There is evidence that this was certainly the case from an entry in the journal of David Collins An Account of the English Colony in New South Wales who wrote;

“In the evening of this day the whole of the party that came round in the Supply were assembled at the point where they had first landed in the morning, [underlining mine] and on which a flag-staff had been purposely erected and a union jack displayed, when the marines fired several vollies; between which the governor and the officers who accompanied him drank the healths of his Majesty and the Royal Family, and success to the new colony.” (3)

So, because Jacob Nagle gave the location of the first landing on 21 January as the western side of the Cove in 4-5 fathoms (24-30 feet) of water; John Campbell indicated that the flag was raised on the western side; David Collins said that the flag ceremony was at the site of the landing and, from what I wrote earlier, it would be reasonably safe to conclude that the landing place used on 26 January was the same as the one used on 22 January then the actual site of the landing and the flag raising would be close to the Overseas Passenger Terminal and probably where the Founders article places it, namely near the Bethel Steps behind the Terminal, on the original shoreline. The water depth given by Jacob Nagle around this location agrees with the soundings taken by Hunter/Bradley and notated on charts attributed to them.
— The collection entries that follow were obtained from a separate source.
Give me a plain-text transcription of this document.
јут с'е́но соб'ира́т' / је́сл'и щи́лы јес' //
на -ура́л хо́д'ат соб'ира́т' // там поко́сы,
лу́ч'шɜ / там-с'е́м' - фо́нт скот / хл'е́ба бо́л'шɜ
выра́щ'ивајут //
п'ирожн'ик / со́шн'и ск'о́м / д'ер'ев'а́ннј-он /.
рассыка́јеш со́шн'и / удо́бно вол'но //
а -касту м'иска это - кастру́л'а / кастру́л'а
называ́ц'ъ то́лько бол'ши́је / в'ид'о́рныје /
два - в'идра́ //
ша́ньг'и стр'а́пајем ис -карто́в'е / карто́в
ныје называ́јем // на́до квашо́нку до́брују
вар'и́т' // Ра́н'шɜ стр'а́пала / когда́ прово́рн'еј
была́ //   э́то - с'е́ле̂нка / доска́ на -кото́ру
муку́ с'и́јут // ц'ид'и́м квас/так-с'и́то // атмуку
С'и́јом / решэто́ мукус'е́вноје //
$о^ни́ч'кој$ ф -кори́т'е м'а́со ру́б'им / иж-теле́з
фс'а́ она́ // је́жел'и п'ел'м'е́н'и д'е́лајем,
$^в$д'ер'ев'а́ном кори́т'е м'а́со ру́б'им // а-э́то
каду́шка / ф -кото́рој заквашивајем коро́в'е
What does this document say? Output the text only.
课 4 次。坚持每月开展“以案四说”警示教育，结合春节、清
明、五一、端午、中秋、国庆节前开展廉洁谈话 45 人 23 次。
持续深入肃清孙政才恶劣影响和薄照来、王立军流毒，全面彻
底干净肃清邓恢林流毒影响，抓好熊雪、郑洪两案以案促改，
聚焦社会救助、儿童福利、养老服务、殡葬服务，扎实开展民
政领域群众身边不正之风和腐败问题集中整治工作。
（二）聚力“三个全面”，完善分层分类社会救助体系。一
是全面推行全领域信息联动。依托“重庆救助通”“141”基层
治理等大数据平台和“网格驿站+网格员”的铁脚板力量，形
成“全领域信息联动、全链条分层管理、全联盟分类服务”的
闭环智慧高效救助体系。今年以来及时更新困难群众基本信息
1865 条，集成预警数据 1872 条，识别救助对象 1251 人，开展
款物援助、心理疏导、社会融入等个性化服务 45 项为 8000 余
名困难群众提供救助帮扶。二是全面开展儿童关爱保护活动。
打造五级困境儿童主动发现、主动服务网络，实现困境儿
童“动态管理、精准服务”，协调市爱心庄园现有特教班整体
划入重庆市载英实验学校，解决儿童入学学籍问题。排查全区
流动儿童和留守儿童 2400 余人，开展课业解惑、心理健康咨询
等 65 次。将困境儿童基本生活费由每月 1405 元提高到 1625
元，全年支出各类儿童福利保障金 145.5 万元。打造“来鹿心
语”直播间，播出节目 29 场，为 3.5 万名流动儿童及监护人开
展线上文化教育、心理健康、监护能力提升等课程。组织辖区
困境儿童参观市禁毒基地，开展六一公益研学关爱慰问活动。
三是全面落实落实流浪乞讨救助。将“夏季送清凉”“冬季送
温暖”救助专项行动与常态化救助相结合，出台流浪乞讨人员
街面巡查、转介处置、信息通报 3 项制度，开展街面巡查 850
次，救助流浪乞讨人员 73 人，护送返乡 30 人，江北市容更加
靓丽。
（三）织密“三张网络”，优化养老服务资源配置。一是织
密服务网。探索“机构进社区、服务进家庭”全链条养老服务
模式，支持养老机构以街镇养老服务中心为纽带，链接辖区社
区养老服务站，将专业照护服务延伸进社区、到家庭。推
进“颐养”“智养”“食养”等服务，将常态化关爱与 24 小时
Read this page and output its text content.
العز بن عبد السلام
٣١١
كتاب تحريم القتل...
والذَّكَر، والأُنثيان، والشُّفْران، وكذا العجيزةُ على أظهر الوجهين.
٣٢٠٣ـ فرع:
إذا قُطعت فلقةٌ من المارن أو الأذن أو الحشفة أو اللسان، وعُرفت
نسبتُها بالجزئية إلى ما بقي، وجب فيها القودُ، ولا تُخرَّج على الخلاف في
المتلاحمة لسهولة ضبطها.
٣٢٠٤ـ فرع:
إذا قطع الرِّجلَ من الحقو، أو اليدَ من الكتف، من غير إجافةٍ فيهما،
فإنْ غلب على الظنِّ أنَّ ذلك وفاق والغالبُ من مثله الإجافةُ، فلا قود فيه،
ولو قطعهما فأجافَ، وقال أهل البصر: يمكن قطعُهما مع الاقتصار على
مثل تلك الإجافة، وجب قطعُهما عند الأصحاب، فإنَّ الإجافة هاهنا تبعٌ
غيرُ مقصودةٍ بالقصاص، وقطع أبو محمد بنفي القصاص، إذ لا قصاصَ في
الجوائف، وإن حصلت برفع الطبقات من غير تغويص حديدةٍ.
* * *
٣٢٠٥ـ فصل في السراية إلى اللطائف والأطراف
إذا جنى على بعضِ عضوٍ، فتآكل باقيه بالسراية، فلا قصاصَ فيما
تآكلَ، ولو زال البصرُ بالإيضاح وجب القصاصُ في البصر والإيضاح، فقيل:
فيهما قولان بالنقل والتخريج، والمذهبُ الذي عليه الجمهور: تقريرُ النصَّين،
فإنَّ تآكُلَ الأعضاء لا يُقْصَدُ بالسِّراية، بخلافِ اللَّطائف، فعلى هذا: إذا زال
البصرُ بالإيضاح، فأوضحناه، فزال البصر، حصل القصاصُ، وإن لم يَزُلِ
The charts also show that anywhere else on the western shoreline the water is either deeper or shallower.

I think that now is the time to add Q.E.D. (Quod Erat Demonstrandum) to the problem of where it was that Phillip landed, raised and saluted the flag in Sydney Cove on 26 January 1788. A suitable monument should be erected at the site.


  1. Campbell, John. State Library of New South Wales. State Library of New South Wales, Manuscripts, oral history & pictures. [Online] unknown unknown, 2010. [Cited: September 14, 2015.] Call Number SAFE / MLMSS 7525. Digital Order No Album ID: 823671.
  2. Nagle, Jacob. Jacob Nagle his Book A.D. One Thousand Eight Hundred and Twenty Nine May 19th Canton. Stark County Ohio. Compiled 1829. p. 83.
  3. Collins, David. An Account of the English Colony in New South Wales. London : T Cadell Jnr and W. Davis, 1789. p. 52. Vol. 1.